И так как Лонгиниан стоял перед ним в позе человека, с губ которого вот-вот должна сорваться неосторожная фраза, он прибавил:
– Сам патриарх так постановил.
Диодор распространил слух, что она добровольно ушла в монастырь в результате мистического настроения. Те, кто знал ее, конечно, не могли в это поверить. Один богатый александриец, с которым ее иногда встречали, исчез в то же самое время, но это исчезновение не было поставлено в связь с ее уходом в монастырь. Годы проходили. Все забывалось.

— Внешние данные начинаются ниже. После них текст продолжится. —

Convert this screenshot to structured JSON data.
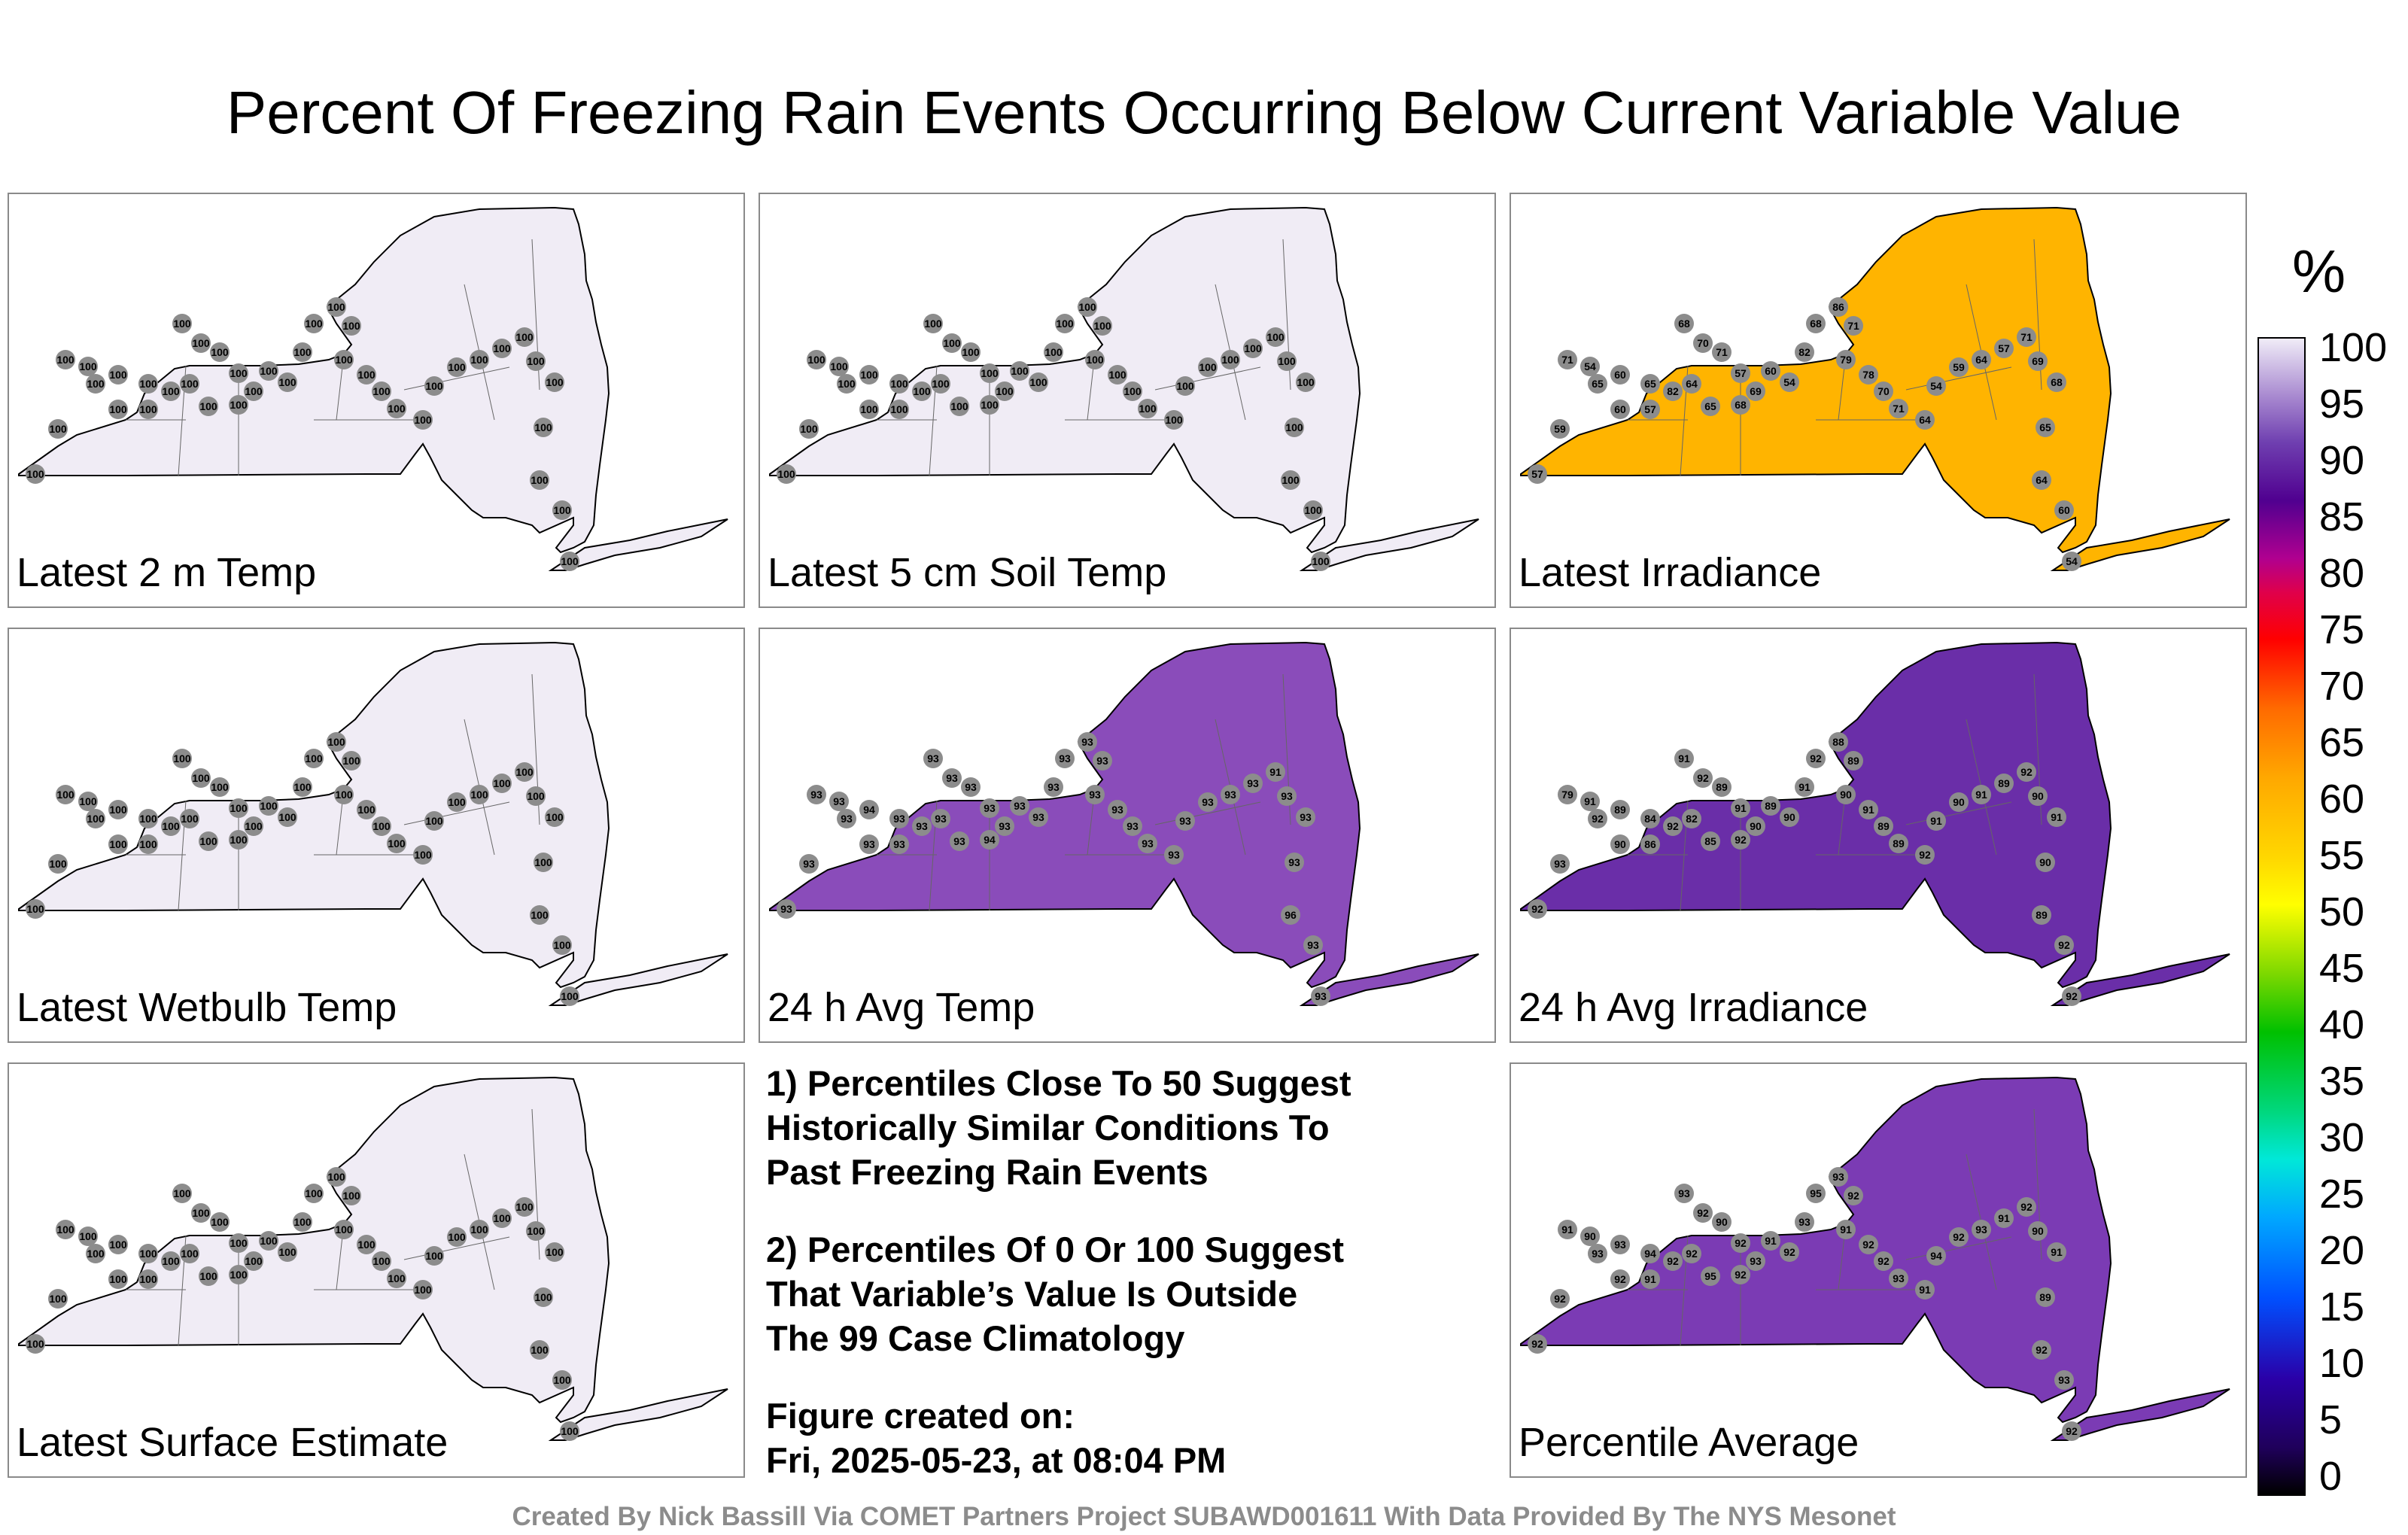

Присцилла привыкла видеть свою мать только там, в течение нескольких мгновений, под пылающим небом, в царстве камней и песка; она привыкла видеть, как ее чистое и прозрачное лицо, снедаемое мукой вечной жажды, с каждым годом теряет свою красоту и делается после каждого их посещения все более замкнутым, отчаявшимся, принимая все большее сходство с мрачной пустыней.
Что случилось в этом году? Не стала ли жизнь Присциллы и Марка более привлекательной? Не раздражаются ли смирившиеся души неожиданным взрывом возмущения, подобным волне, идущей со дна и внезапно приводящей в волнение спокойное море?
Все произошло обычным порядком. Лонгиниан и дети поднялись по извилистой тропинке, рабы опустили плоды на порог, и несколько молчаливых женщин унесли их в амбары за часовней. Поцелуй, ожидаемый в течение целого года, был дан, слезы пролиты, и Присцилла, удаляясь со двора, унесла одну слезу на своей щеке, и эта слеза так быстро высохла! Ворота закрылись, дети сошли по тропинке вниз, и верблюды, вытягивая свои шеи, отправились в обратный путь.
И тогда послышался странный крик. Это был не призыв каравану остановиться и ждать, это не была человеческая жалоба, – это был звук хриплый, как рев зверя, голос, исходящий из самой глубины существа, крик ужасный, протяжный, вызванный не страданием, но чем-то худшим, не имеющим названия, превышающим всякую меру ужаса, который только можно вообразить.
Показалась фигура, спускающаяся вниз, размахивающая руками и бегущая по камням так быстро, что, не веря своим глазам, люди оцепенели.
Растрепанная женщина, с глазами, полными ужаса, скользила по склонам, то исчезая, то вновь появляясь. Она добежала до подножья холма и вступила на песок.
Все поняли, в чем дело, ибо история дома Диодора была известна в Александрии, и теперь в ужасе переглядывались.